When including distressed sales, home prices in August rose 4.6 percent from a year ago, marking the biggest yearly gain since July 2006. Month-over-month, prices were up 0.3 percent from July to August.
When excluding distressed sales, which are short sales and REO transactions, prices were up yearly and monthly by 4.9 percent and 1 percent, respectively.
CoreLogic’s Pending HPI points to further increases into September. Prices including distressed sales are expected to rise by 5 percent yearly and 0.3 percent monthly.
“Sustained economic recovery in the U.S. requires a healthy housing market. You cannot have a healthy housing market without price stabilization and ultimately home price appreciation,” said Anand Nallathambi, president and CEO of CoreLogic, in a release. “Improving pricing trends over the past few months and our forecast for continued gains in September bode well for a progressive rebound in the residential housing market.”
On a state-by-state basis, all but six states saw price gains.

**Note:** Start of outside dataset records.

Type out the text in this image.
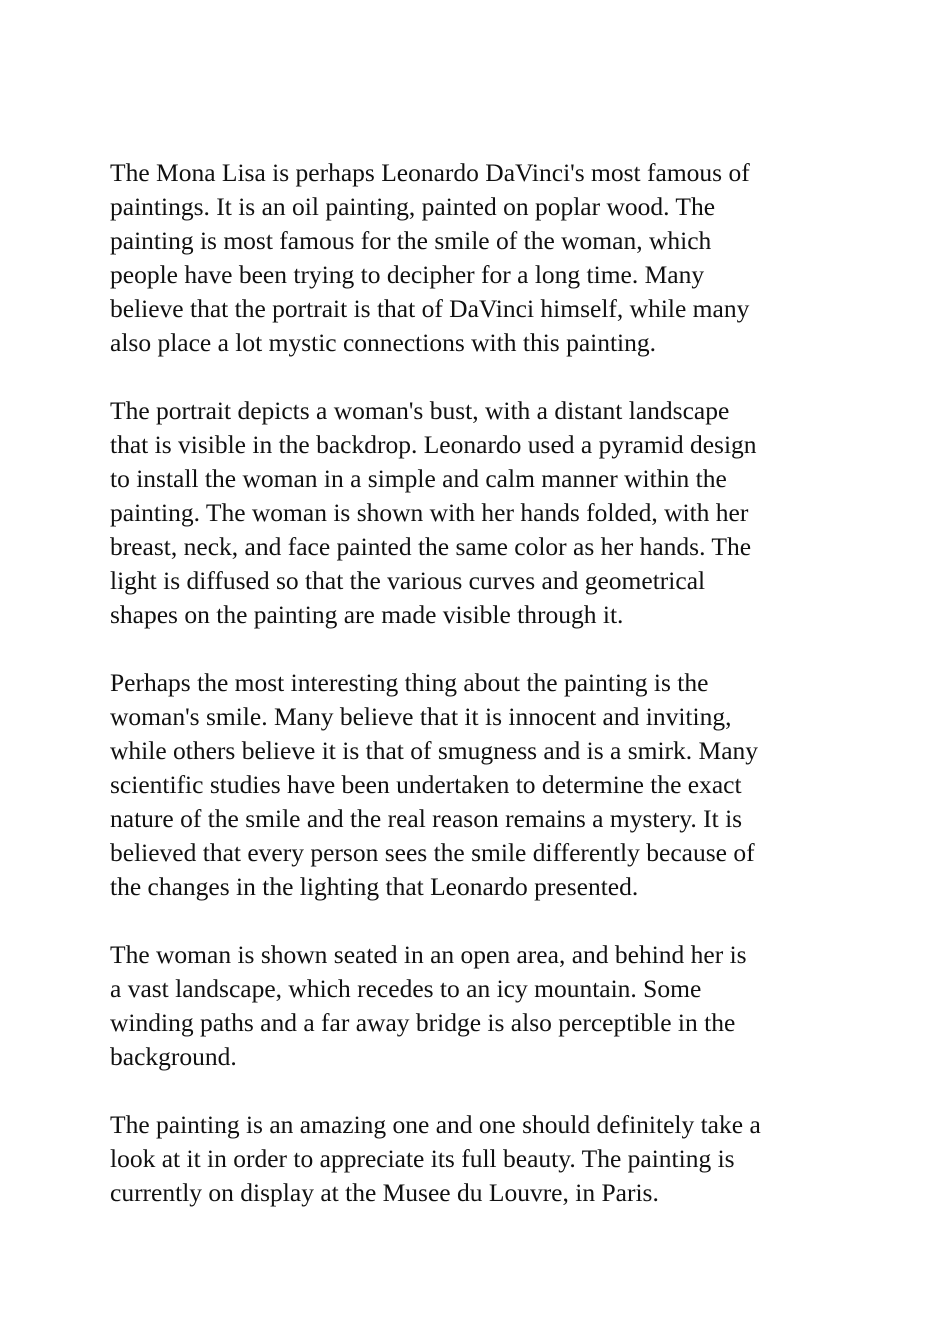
The Mona Lisa is perhaps Leonardo DaVinci's most famous of
paintings. It is an oil painting, painted on poplar wood. The
painting is most famous for the smile of the woman, which
people have been trying to decipher for a long time. Many
believe that the portrait is that of DaVinci himself, while many
also place a lot mystic connections with this painting.

The portrait depicts a woman's bust, with a distant landscape
that is visible in the backdrop. Leonardo used a pyramid design
to install the woman in a simple and calm manner within the
painting. The woman is shown with her hands folded, with her
breast, neck, and face painted the same color as her hands. The
light is diffused so that the various curves and geometrical
shapes on the painting are made visible through it.

Perhaps the most interesting thing about the painting is the
woman's smile. Many believe that it is innocent and inviting,
while others believe it is that of smugness and is a smirk. Many
scientific studies have been undertaken to determine the exact
nature of the smile and the real reason remains a mystery. It is
believed that every person sees the smile differently because of
the changes in the lighting that Leonardo presented.

The woman is shown seated in an open area, and behind her is
a vast landscape, which recedes to an icy mountain. Some
winding paths and a far away bridge is also perceptible in the
background.

The painting is an amazing one and one should definitely take a
look at it in order to appreciate its full beauty. The painting is
currently on display at the Musee du Louvre, in Paris.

Including distressed sales, the five states that appreciated the most over a one-year period were Arizona (+18.2 percent), Idaho (+10.4 percent), Nevada (+9.0 percent), Utah (+8.9 percent) and Hawaii (+8 percent).
Rhode Island led with the biggest decline, where prices fell 2.6 percent, followed by Illinois (-2.3 percent), New Jersey (-1.4 percent), Alabama (-0.7 percent) and Connecticut (-0.5 percent).
Phoenix continued to outshine other metros, rising 21.8 percent from August 2011. Houston ranked second, but was still far behind, gaining 6.3 percent during the same period. Washington D.C. (+4.8 percent), Dallas (+4.3 percent), and Los Angeles (4 percent) were also among the top five.